Amos 4

Amos 4
To be addressed, and that by God Himself, as cows, cows of Basilan (the grazing country east of the Jordan where many cattle were raised), must have been humiliating to the rulers of the kingdom of Israel, but it fitly expressed their state as He saw them. Of true intelligence they now had none, gone far from their God in all their ways.
In chapter 2:6-7) Israel is rebuked for despising the poor, and here a second time their treatment of them is spoken of; we find the subject mentioned again, in chapter 5 (verse 11). It is of man’s selfish heart to neglect and deal unjustly with the poor, but such conduct does not pass unnoticed by the all-seeing eyes of God. The leaders of Samaria (the ten-tribe kingdom) thought themselves secure in their houses of ivory, their winter houses and summer houses, but the Lord Jehovah had sworn by His holiness concerning this unholy people (verses 2-3).
Bethel and Gilgal were names that formerly spoke of God’s deep interest in His people; at Bethel He had spoken to Jacob when a wanderer from his father’s home; at Gilgal the reproach of Egypt was rolled away, when the Israelites entered the promised land.
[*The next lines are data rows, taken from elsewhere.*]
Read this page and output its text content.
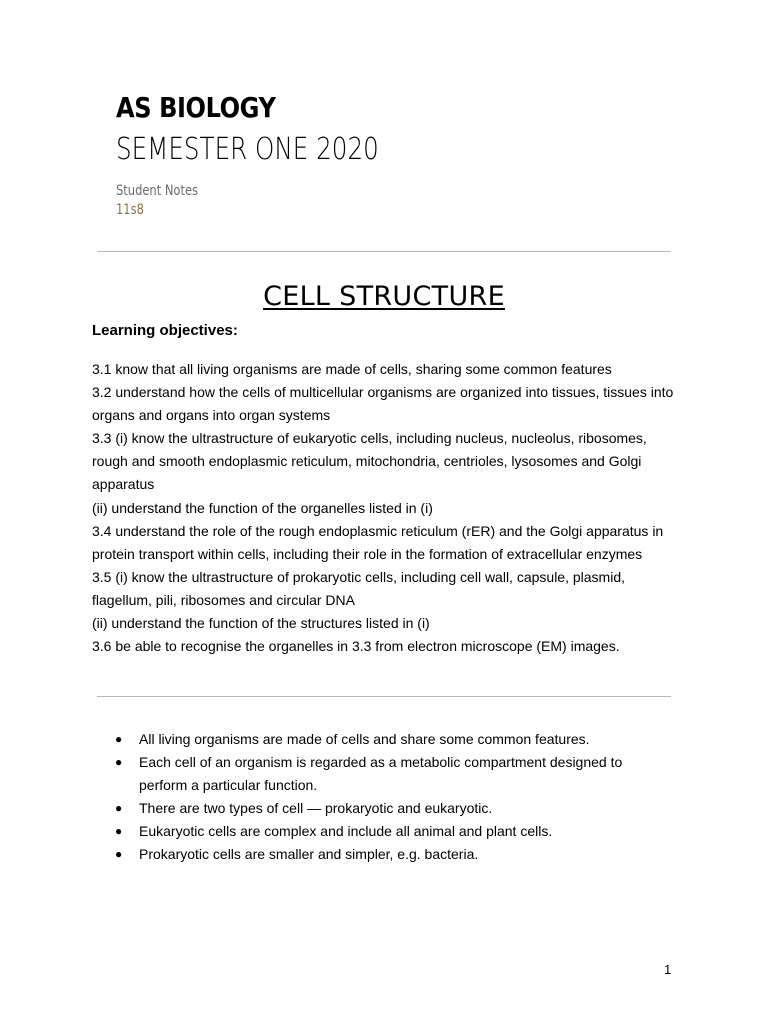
AS BIOLOGY
SEMESTER ONE 2020
Student Notes
11s8
CELL STRUCTURE
Learning objectives:
3.1 know that all living organisms are made of cells, sharing some common features
3.2 understand how the cells of multicellular organisms are organized into tissues, tissues into organs and organs into organ systems
3.3 (i) know the ultrastructure of eukaryotic cells, including nucleus, nucleolus, ribosomes, rough and smooth endoplasmic reticulum, mitochondria, centrioles, lysosomes and Golgi apparatus
(ii) understand the function of the organelles listed in (i)
3.4 understand the role of the rough endoplasmic reticulum (rER) and the Golgi apparatus in protein transport within cells, including their role in the formation of extracellular enzymes
3.5 (i) know the ultrastructure of prokaryotic cells, including cell wall, capsule, plasmid, flagellum, pili, ribosomes and circular DNA
(ii) understand the function of the structures listed in (i)
3.6 be able to recognise the organelles in 3.3 from electron microscope (EM) images.
● All living organisms are made of cells and share some common features.
● Each cell of an organism is regarded as a metabolic compartment designed to perform a particular function.
● There are two types of cell — prokaryotic and eukaryotic.
● Eukaryotic cells are complex and include all animal and plant cells.
● Prokaryotic cells are smaller and simpler, e.g. bacteria.
1
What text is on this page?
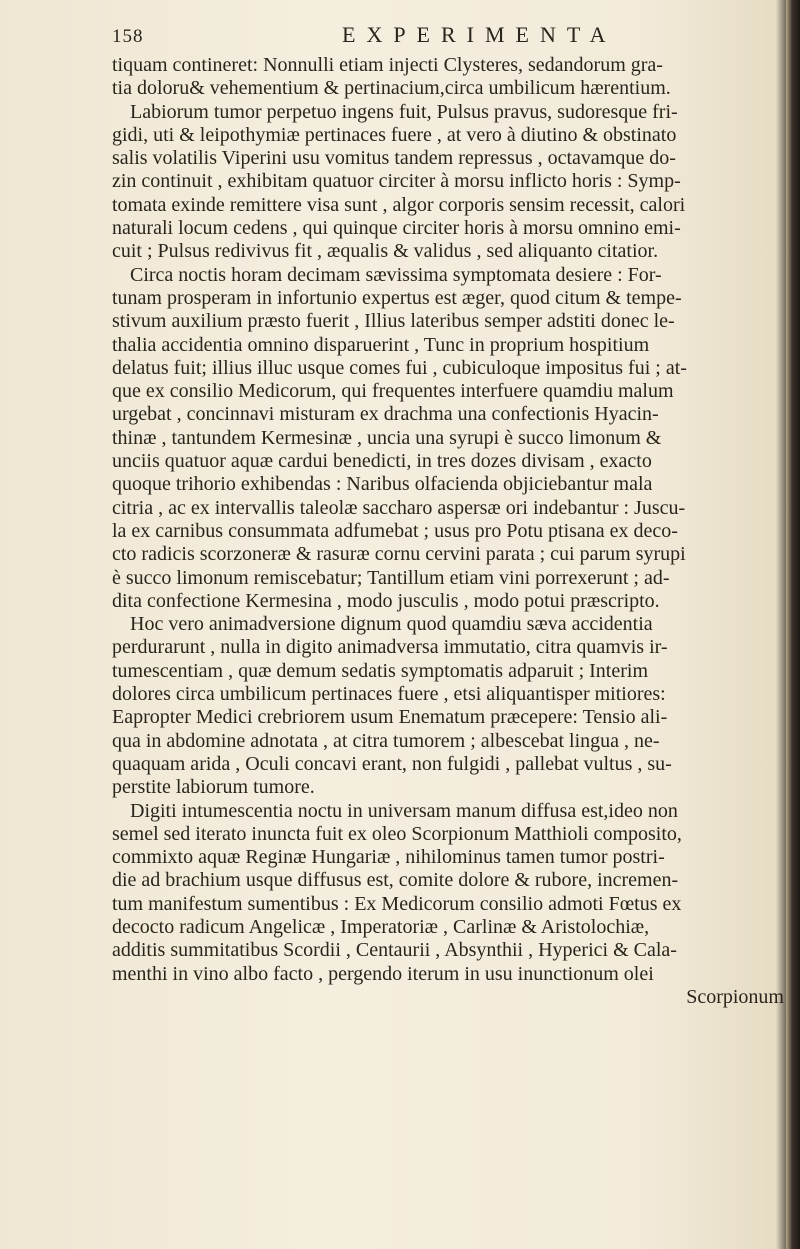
158	EXPERIMENTA
tiquam contineret: Nonnulli etiam injecti Clysteres, sedandorum gra-
tia doloru& vehementium & pertinacium,circa umbilicum hærentium.
Labiorum tumor perpetuo ingens fuit, Pulsus pravus, sudoresque fri-
gidi, uti & leipothymiæ pertinaces fuere , at vero à diutino & obstinato
salis volatilis Viperini usu vomitus tandem repressus , octavamque do-
zin continuit , exhibitam quatuor circiter à morsu inflicto horis : Symp-
tomata exinde remittere visa sunt , algor corporis sensim recessit, calori
naturali locum cedens , qui quinque circiter horis à morsu omnino emi-
cuit ; Pulsus redivivus fit , æqualis & validus , sed aliquanto citatior.
Circa noctis horam decimam sævissima symptomata desiere : For-
tunam prosperam in infortunio expertus est æger, quod citum & tempe-
stivum auxilium præsto fuerit , Illius lateribus semper adstiti donec le-
thalia accidentia omnino disparuerint , Tunc in proprium hospitium
delatus fuit; illius illuc usque comes fui , cubiculoque impositus fui ; at-
que ex consilio Medicorum, qui frequentes interfuere quamdiu malum
urgebat , concinnavi misturam ex drachma una confectionis Hyacin-
thinæ , tantundem Kermesinæ , uncia una syrupi è succo limonum &
unciis quatuor aquæ cardui benedicti, in tres dozes divisam , exacto
quoque trihorio exhibendas : Naribus olfacienda objiciebantur mala
citria , ac ex intervallis taleolæ saccharo aspersæ ori indebantur : Juscu-
la ex carnibus consummata adfumebat ; usus pro Potu ptisana ex deco-
cto radicis scorzoneræ & rasuræ cornu cervini parata ; cui parum syrupi
è succo limonum remiscebatur; Tantillum etiam vini porrexerunt ; ad-
dita confectione Kermesina , modo jusculis , modo potui præscripto.
Hoc vero animadversione dignum quod quamdiu sæva accidentia
perdurarunt , nulla in digito animadversa immutatio, citra quamvis ir-
tumescentiam , quæ demum sedatis symptomatis adparuit ; Interim
dolores circa umbilicum pertinaces fuere , etsi aliquantisper mitiores:
Eapropter Medici crebriorem usum Enematum præcepere: Tensio ali-
qua in abdomine adnotata , at citra tumorem ; albescebat lingua , ne-
quaquam arida , Oculi concavi erant, non fulgidi , pallebat vultus , su-
perstite labiorum tumore.
Digiti intumescentia noctu in universam manum diffusa est,ideo non
semel sed iterato inuncta fuit ex oleo Scorpionum Matthioli composito,
commixto aquæ Reginæ Hungariæ , nihilominus tamen tumor postri-
die ad brachium usque diffusus est, comite dolore & rubore, incremen-
tum manifestum sumentibus : Ex Medicorum consilio admoti Fœtus ex
decocto radicum Angelicæ , Imperatoriæ , Carlinæ & Aristolochiæ,
additis summitatibus Scordii , Centaurii , Absynthii , Hyperici & Cala-
menthi in vino albo facto , pergendo iterum in usu inunctionum olei
Scorpionum
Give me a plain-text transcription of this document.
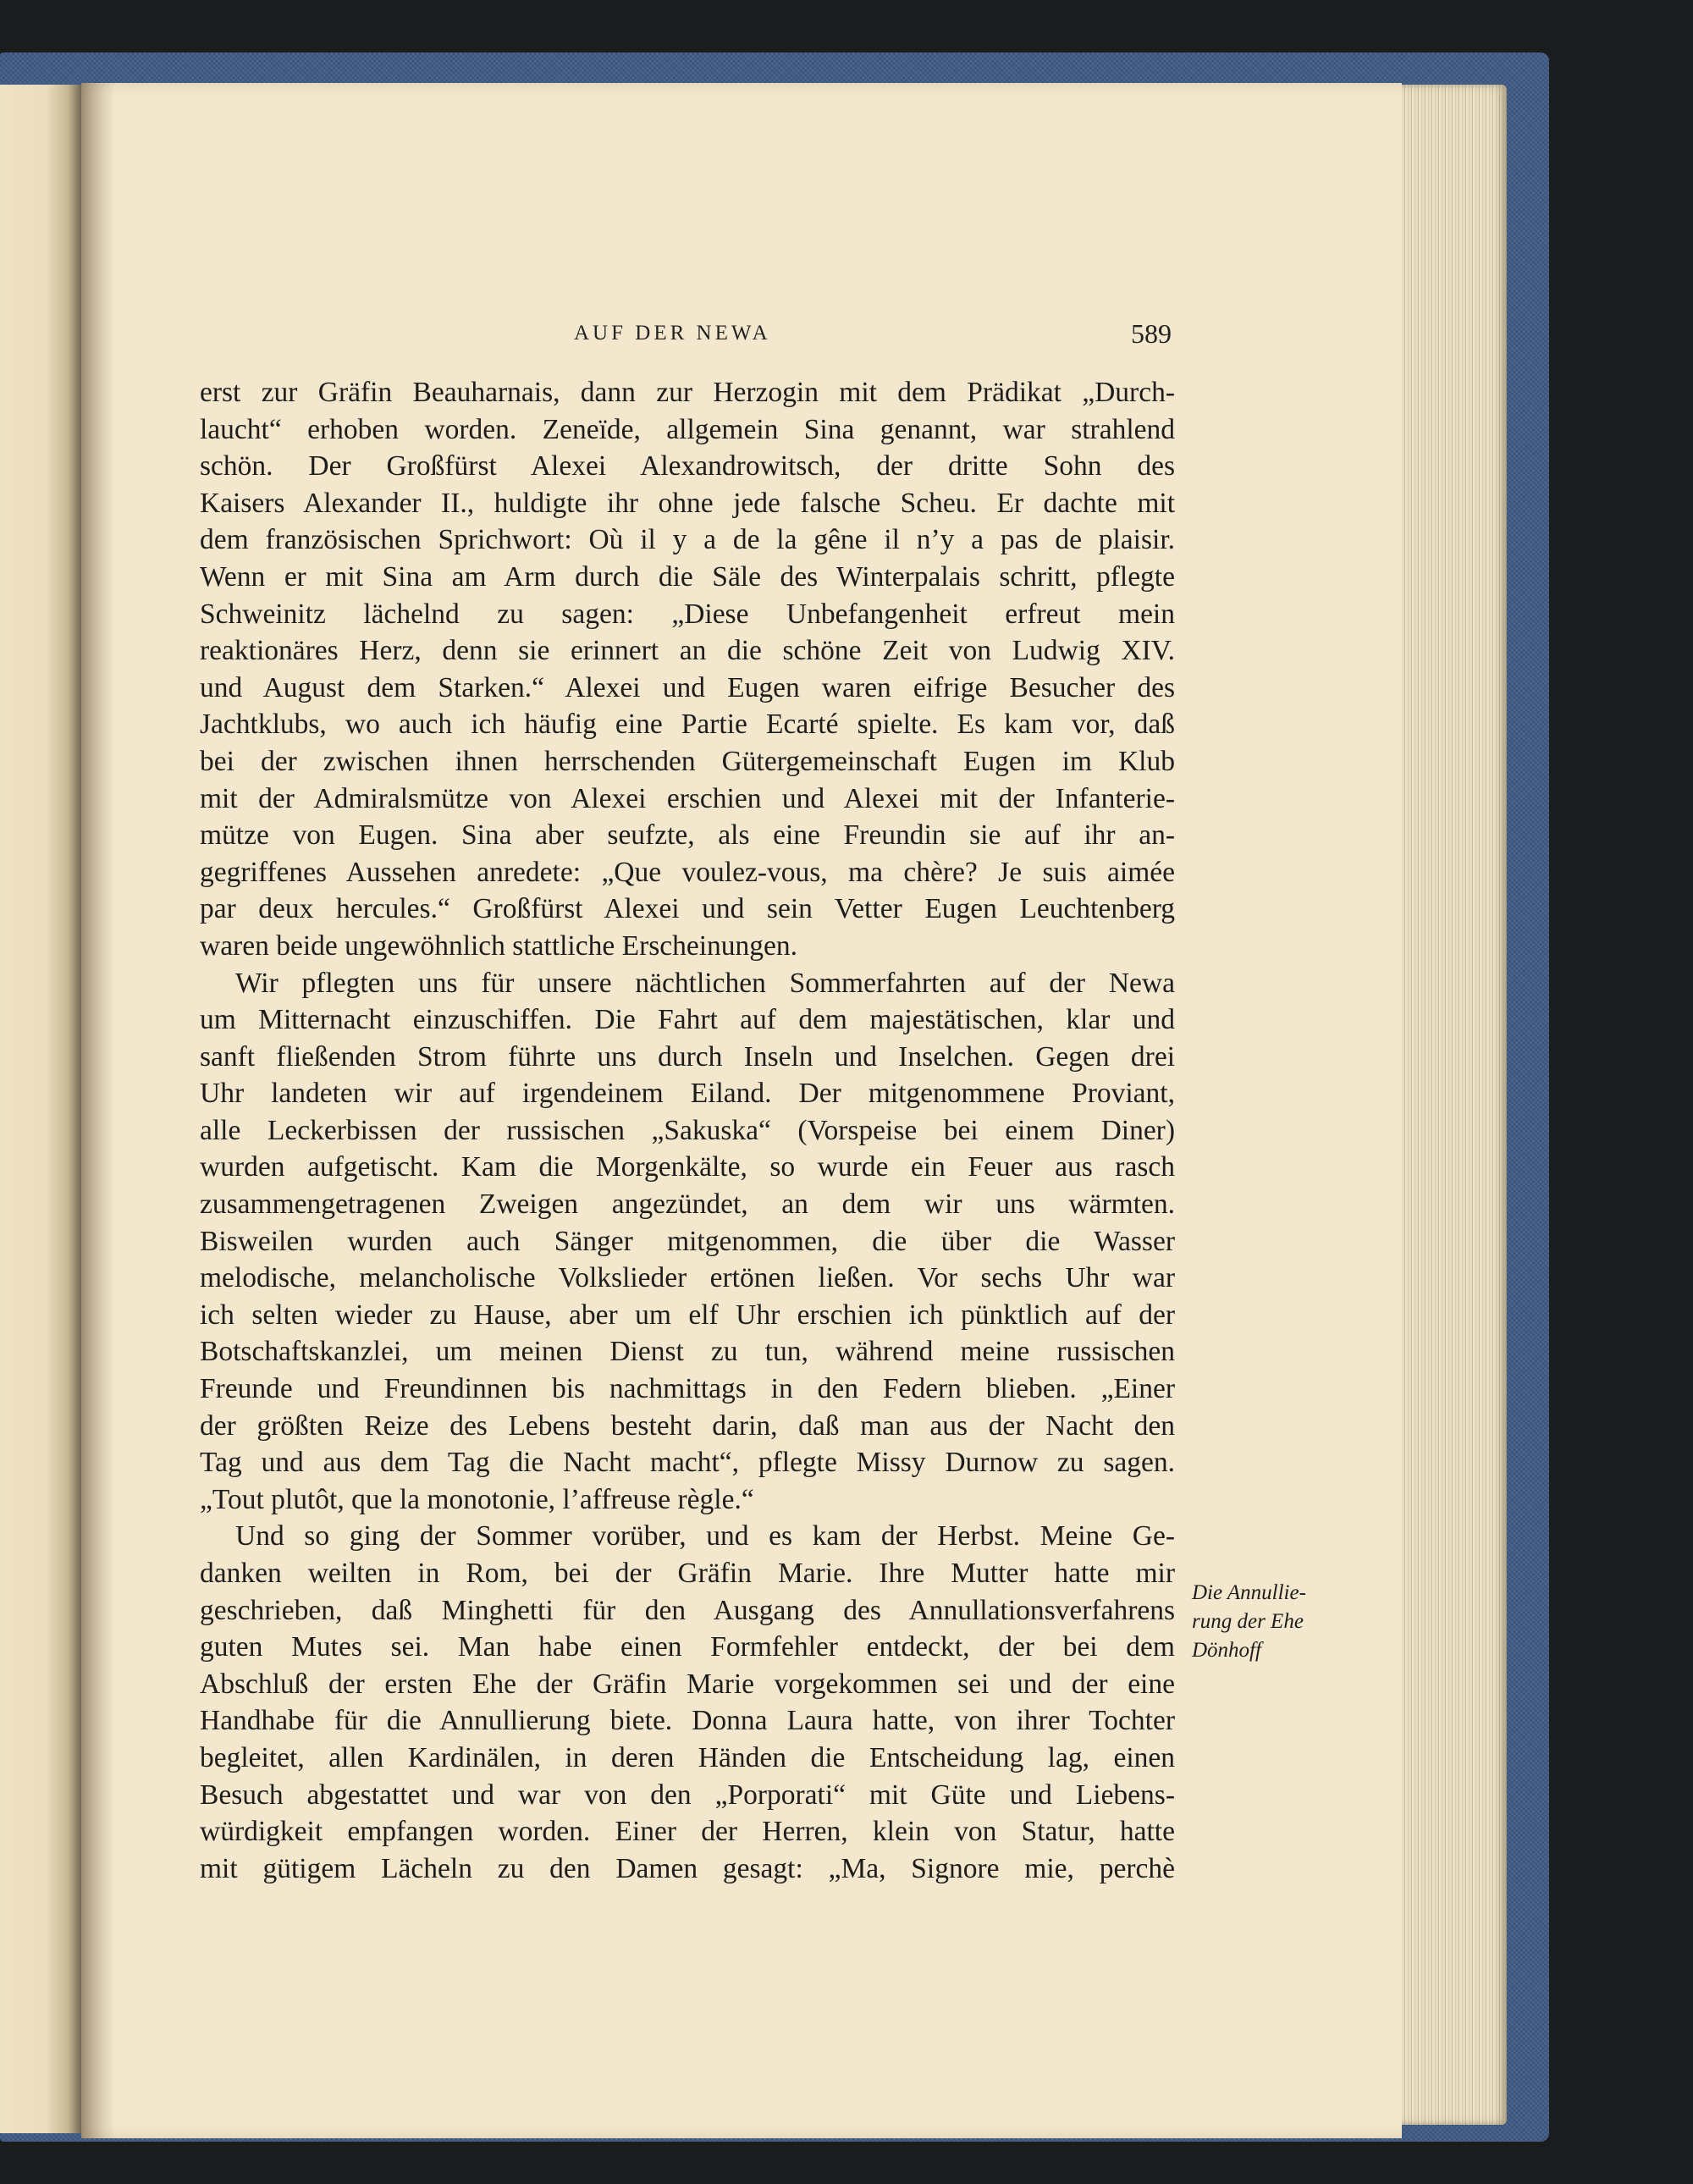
AUF DER NEWA	589
erst zur Gräfin Beauharnais, dann zur Herzogin mit dem Prädikat „Durch-
laucht“ erhoben worden. Zeneïde, allgemein Sina genannt, war strahlend
schön. Der Großfürst Alexei Alexandrowitsch, der dritte Sohn des
Kaisers Alexander II., huldigte ihr ohne jede falsche Scheu. Er dachte mit
dem französischen Sprichwort: Où il y a de la gêne il n’y a pas de plaisir.
Wenn er mit Sina am Arm durch die Säle des Winterpalais schritt, pflegte
Schweinitz lächelnd zu sagen: „Diese Unbefangenheit erfreut mein
reaktionäres Herz, denn sie erinnert an die schöne Zeit von Ludwig XIV.
und August dem Starken.“ Alexei und Eugen waren eifrige Besucher des
Jachtklubs, wo auch ich häufig eine Partie Ecarté spielte. Es kam vor, daß
bei der zwischen ihnen herrschenden Gütergemeinschaft Eugen im Klub
mit der Admiralsmütze von Alexei erschien und Alexei mit der Infanterie-
mütze von Eugen. Sina aber seufzte, als eine Freundin sie auf ihr an-
gegriffenes Aussehen anredete: „Que voulez-vous, ma chère? Je suis aimée
par deux hercules.“ Großfürst Alexei und sein Vetter Eugen Leuchtenberg
waren beide ungewöhnlich stattliche Erscheinungen.
Wir pflegten uns für unsere nächtlichen Sommerfahrten auf der Newa
um Mitternacht einzuschiffen. Die Fahrt auf dem majestätischen, klar und
sanft fließenden Strom führte uns durch Inseln und Inselchen. Gegen drei
Uhr landeten wir auf irgendeinem Eiland. Der mitgenommene Proviant,
alle Leckerbissen der russischen „Sakuska“ (Vorspeise bei einem Diner)
wurden aufgetischt. Kam die Morgenkälte, so wurde ein Feuer aus rasch
zusammengetragenen Zweigen angezündet, an dem wir uns wärmten.
Bisweilen wurden auch Sänger mitgenommen, die über die Wasser
melodische, melancholische Volkslieder ertönen ließen. Vor sechs Uhr war
ich selten wieder zu Hause, aber um elf Uhr erschien ich pünktlich auf der
Botschaftskanzlei, um meinen Dienst zu tun, während meine russischen
Freunde und Freundinnen bis nachmittags in den Federn blieben. „Einer
der größten Reize des Lebens besteht darin, daß man aus der Nacht den
Tag und aus dem Tag die Nacht macht“, pflegte Missy Durnow zu sagen.
„Tout plutôt, que la monotonie, l’affreuse règle.“
Und so ging der Sommer vorüber, und es kam der Herbst. Meine Ge-
danken weilten in Rom, bei der Gräfin Marie. Ihre Mutter hatte mir
geschrieben, daß Minghetti für den Ausgang des Annullationsverfahrens
guten Mutes sei. Man habe einen Formfehler entdeckt, der bei dem
Abschluß der ersten Ehe der Gräfin Marie vorgekommen sei und der eine
Handhabe für die Annullierung biete. Donna Laura hatte, von ihrer Tochter
begleitet, allen Kardinälen, in deren Händen die Entscheidung lag, einen
Besuch abgestattet und war von den „Porporati“ mit Güte und Liebens-
würdigkeit empfangen worden. Einer der Herren, klein von Statur, hatte
mit gütigem Lächeln zu den Damen gesagt: „Ma, Signore mie, perchè
Die Annullie-
rung der Ehe
Dönhoff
But now these were places of transgression; Bethel had become Beth-aven, house of idols instead of house of God, and Gilgal, as we judge from verse 4, was an even greater center of idolatry.
God had visited Israel because of their perverseness, and five measures He had employed are spoken of; it will be seen that these increased in severity from the first to the last (verses 6-11), but His complaint is that none of them moved the people to return to Him. Therefore (verse 12) He would meet them in judgment more intense; “Prepare to meet thy God.”